The lack of transparency in Petral's activities has raised concerns that its transactions can be manipulated by what Widodo has called an "oil and gas mafia". Presidential adviser Ari Soemarno, a former head of Pertamina and brother of the state enterprises minister, says the mafia steals up to $400 million a year from oil imports handled by Pertamina or Petral.

Fahmi Radhy, another member of the oil reform team, told reporters on Wednesday his group is now investigating whether any Petral or Pertamina employees are involved in the mafia.

No specific allegations have so far been made against Pertamina, Petral or government officials by the reform team.

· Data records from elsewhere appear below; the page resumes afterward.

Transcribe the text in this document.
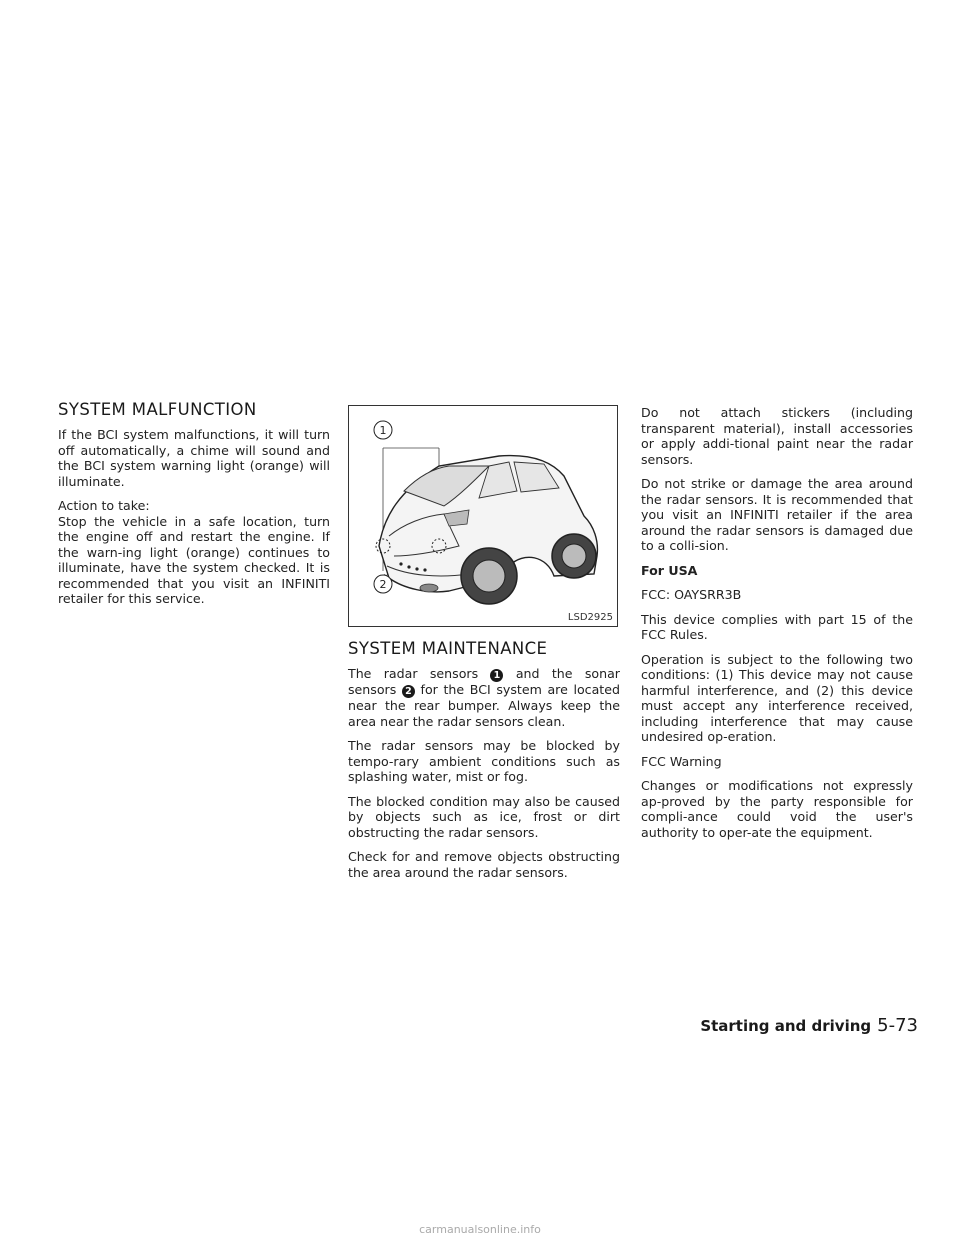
SYSTEM MALFUNCTION

If the BCI system malfunctions, it will turn off automatically, a chime will sound and the BCI system warning light (orange) will illuminate.

Action to take:

Stop the vehicle in a safe location, turn the engine off and restart the engine. If the warn-ing light (orange) continues to illuminate, have the system checked. It is recommended that you visit an INFINITI retailer for this service.

1
2
LSD2925
SYSTEM MAINTENANCE

The radar sensors 1 and the sonar sensors 2 for the BCI system are located near the rear bumper. Always keep the area near the radar sensors clean.

The radar sensors may be blocked by tempo-rary ambient conditions such as splashing water, mist or fog.

The blocked condition may also be caused by objects such as ice, frost or dirt obstructing the radar sensors.

Check for and remove objects obstructing the area around the radar sensors.

Do not attach stickers (including transparent material), install accessories or apply addi-tional paint near the radar sensors.

Do not strike or damage the area around the radar sensors. It is recommended that you visit an INFINITI retailer if the area around the radar sensors is damaged due to a colli-sion.

For USA

FCC: OAYSRR3B

This device complies with part 15 of the FCC Rules.

Operation is subject to the following two conditions: (1) This device may not cause harmful interference, and (2) this device must accept any interference received, including interference that may cause undesired op-eration.

FCC Warning

Changes or modifications not expressly ap-proved by the party responsible for compli-ance could void the user's authority to oper-ate the equipment.

Starting and driving 5-73
carmanualsonline.info
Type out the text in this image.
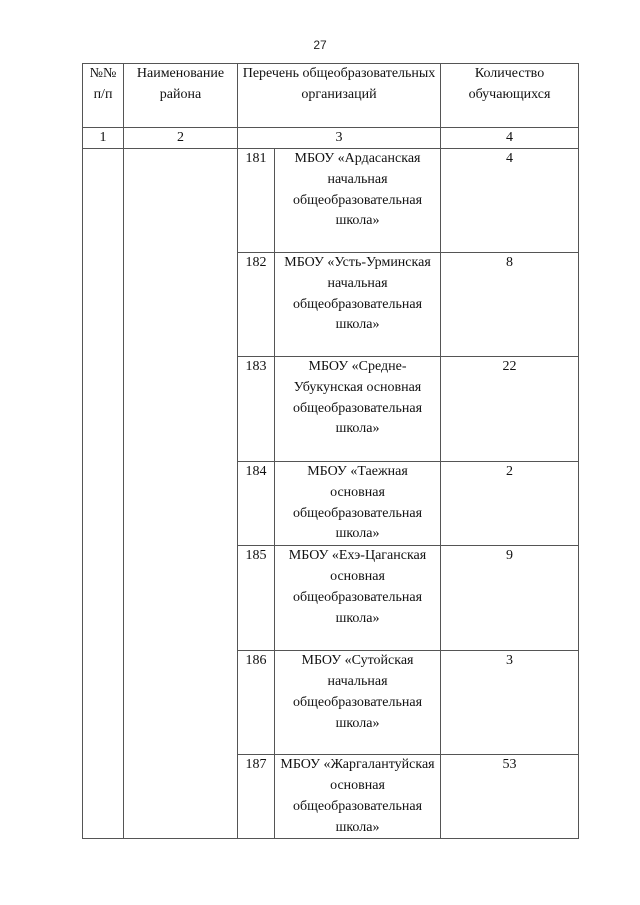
27
№№ п/п	Наименование района	Перечень общеобразовательных организаций		Количество обучающихся
1	2	3		4
		181	МБОУ «Ардасанская начальная общеобразовательная школа»	4
		182	МБОУ «Усть-Урминская начальная общеобразовательная школа»	8
		183	МБОУ «Средне-Убукунская основная общеобразовательная школа»	22
		184	МБОУ «Таежная основная общеобразовательная школа»	2
		185	МБОУ «Ехэ-Цаганская основная общеобразовательная школа»	9
		186	МБОУ «Сутойская начальная общеобразовательная школа»	3
		187	МБОУ «Жаргалантуйская основная общеобразовательная школа»	53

"It's not easy to say that 'yes they are involved'. We have to prove it first," Radhy said.

Indonesia's main anti-graft agency will also launch a separate investigation into the energy sector next year.

PERTAMINA 'TIRED' OF MAFIA LABEL

Petral holds a near monopoly on the trading of crude and oil products in and out of former OPEC member Indonesia. It reported revenue of $31.5 billion and net profits of $47 million in 2011, according to the latest earnings data on the company's website.

Simson Panjaitan, head of finance, risk and general affairs for Petral, said that in his three years with the company he has seen no evidence of corruption in its operations.

Pertamina defended its dealings with Petral, saying it regularly reports all oil export and import data to the central bank.

"We are tired of being labelled the oil and gas mafia," said Pertamina spokesman Ali Mundakir at an energy seminar on Tuesday, referring both to the parent company and the unit.

"I'm really looking forward to what will be done next because controlling the fuel supply is not as simple as (the government) thinks."

Company officials have warned that moving Pertamina's oil trading business to Indonesia could hurt the company's access to trade financing and expose it to higher corporate tax rates.

Petral's Singapore trading business currently has $5.1 billion worth of trade financing from 18 international banks and is subject to a corporate income tax of only 5 per cent.

"The profile we have built up for the last 22 years ... is not easy to get. It's not easy to get the $5 billion (credit) facility," said Panjaitan.

Singapore trading sources who deal with Petral, however, said Asia's top gasoline importer would likely have no problems obtaining credit, even with a relocation of operations.